Comment discipliner les bébés mordeurs ?
Un amour à croquer
La hargne s’exprime par les dents, mais - ô paradoxe ! - l’amour aussi. Vouloir engloutir l’autre dans un déluge de tendresse, voilà une autre manifestation qui n’est pas toujours appréciée.
Maryse connaît ces petits un peu rustauds faisant des câlins serrés à l’élu(e) de leur cœur. Là aussi, un apprentissage est nécessaire pour faire comprendre à l’enfant que l’affection doit tenir compte de l’autre. D’autant que les parents n’apprécient que modérément les traces de ces amours sauvages…

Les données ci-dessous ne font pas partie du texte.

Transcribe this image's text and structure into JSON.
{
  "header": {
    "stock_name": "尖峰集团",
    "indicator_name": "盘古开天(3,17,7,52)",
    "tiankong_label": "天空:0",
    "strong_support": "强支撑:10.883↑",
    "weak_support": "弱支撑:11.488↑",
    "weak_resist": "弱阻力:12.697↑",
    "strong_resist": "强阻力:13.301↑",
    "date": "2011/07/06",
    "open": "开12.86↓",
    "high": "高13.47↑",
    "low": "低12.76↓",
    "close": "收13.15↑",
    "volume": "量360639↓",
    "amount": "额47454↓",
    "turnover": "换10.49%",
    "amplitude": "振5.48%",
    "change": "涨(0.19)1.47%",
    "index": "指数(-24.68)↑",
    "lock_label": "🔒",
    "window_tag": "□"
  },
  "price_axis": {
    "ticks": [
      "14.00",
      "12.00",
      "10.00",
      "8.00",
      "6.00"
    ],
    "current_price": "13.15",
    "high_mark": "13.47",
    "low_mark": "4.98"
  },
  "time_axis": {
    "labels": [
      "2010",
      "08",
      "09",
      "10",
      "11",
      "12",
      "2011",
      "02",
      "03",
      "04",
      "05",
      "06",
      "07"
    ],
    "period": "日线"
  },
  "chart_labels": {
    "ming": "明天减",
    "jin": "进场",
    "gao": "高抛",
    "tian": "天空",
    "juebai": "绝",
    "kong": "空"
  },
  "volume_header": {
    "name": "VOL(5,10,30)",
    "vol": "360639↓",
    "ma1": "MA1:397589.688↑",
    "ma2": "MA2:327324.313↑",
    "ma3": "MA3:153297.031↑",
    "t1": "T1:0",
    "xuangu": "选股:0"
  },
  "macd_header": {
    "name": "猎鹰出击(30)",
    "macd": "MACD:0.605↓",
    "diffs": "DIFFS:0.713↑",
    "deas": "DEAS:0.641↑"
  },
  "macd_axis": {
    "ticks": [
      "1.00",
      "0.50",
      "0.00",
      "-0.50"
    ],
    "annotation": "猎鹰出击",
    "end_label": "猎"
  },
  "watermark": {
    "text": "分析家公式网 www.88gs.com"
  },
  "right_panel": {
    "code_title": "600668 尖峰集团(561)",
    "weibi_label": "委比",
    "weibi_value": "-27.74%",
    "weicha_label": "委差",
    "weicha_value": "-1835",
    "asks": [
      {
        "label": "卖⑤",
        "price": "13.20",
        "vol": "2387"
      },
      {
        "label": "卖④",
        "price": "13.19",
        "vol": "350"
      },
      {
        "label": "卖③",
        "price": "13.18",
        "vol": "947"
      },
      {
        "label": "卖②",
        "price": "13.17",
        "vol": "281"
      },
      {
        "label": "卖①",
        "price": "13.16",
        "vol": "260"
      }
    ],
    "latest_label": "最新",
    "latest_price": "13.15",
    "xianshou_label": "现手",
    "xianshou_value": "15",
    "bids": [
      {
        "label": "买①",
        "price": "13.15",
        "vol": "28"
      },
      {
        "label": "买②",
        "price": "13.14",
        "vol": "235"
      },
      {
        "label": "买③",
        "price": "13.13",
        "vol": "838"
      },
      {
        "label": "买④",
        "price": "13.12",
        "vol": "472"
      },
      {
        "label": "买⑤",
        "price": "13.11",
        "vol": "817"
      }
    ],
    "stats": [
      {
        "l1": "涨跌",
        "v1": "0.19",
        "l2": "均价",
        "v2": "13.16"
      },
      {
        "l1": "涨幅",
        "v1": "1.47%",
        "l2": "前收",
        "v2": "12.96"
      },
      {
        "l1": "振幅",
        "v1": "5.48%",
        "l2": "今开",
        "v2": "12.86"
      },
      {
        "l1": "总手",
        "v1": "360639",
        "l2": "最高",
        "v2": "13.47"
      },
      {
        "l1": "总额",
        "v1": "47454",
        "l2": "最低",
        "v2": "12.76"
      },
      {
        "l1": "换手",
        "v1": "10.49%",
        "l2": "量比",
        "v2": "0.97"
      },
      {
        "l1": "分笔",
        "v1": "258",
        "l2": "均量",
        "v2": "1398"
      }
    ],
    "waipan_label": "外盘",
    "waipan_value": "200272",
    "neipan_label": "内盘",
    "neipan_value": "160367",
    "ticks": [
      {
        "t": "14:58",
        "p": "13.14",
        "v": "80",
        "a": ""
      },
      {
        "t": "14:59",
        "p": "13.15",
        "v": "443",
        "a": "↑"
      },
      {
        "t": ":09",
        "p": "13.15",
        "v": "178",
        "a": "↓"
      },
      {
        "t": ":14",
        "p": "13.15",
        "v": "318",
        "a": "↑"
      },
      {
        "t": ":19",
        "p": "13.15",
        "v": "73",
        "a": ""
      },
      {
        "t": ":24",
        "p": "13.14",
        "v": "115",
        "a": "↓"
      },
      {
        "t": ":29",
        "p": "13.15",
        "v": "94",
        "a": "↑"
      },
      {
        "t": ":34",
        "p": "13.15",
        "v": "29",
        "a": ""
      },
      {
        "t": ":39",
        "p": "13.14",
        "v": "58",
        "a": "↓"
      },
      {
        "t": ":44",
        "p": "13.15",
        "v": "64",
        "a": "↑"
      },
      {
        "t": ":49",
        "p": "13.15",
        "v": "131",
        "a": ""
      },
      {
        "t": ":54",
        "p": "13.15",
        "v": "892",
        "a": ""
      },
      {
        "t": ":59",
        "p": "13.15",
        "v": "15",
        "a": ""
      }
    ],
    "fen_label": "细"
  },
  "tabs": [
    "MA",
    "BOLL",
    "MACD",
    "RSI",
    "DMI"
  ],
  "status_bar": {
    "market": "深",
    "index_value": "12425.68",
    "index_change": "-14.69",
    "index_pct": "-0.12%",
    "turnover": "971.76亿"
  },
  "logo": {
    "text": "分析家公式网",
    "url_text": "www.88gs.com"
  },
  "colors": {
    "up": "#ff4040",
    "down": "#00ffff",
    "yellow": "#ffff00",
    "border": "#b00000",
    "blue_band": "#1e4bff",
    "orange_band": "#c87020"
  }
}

Renaud a dû mettre le holà à l’impétuosité d’un soupirant de sa fille Camille : "Quand j’allais la chercher, il ne se passait pas une semaine sans qu’elle ait une marque cruelle d’affection. Elle a même été mordue à l’œil ! À la crèche, on me disait que le petit Léon était fou d’elle. Nous avons dû insister pour que les éducatrices fassent leur boulot et apprennent à Léon à modérer ses ardeurs. Camille, qui l’aimait bien au début, commençait à avoir peur de lui et montrait des signes d’inquiétude quand on la déposait à la crèche. Ça ne pouvait plus durer, mon sang de papa commençait à bouillir."
Apprendre aux "victimes" à résister
Surveiller les petits "bulldozers", d’accord. Mais s’ils persistent et signent, comment agir ? Avant tout, protéger les plus faibles en leur montrant comment refuser de se laisser faire. On n’insiste jamais assez sur l’éducation des "timides", qui doivent aussi apprendre à faire face. Le rapport de force, sans obligatoirement s’inverser, doit s’équilibrer. Refuser enfin de subir et d’avoir peur va permettre au timoré de se situer autrement.
Les adultes, évitant de prendre parti, aideront davantage les enfants en essayant de comprendre les enjeux cachés derrière les morsures : jalousie envers un petit frère, peurs imaginaires ou souci réel, etc. Tout peut faire le lit d’un débordement de sentiments… trop durs à avaler.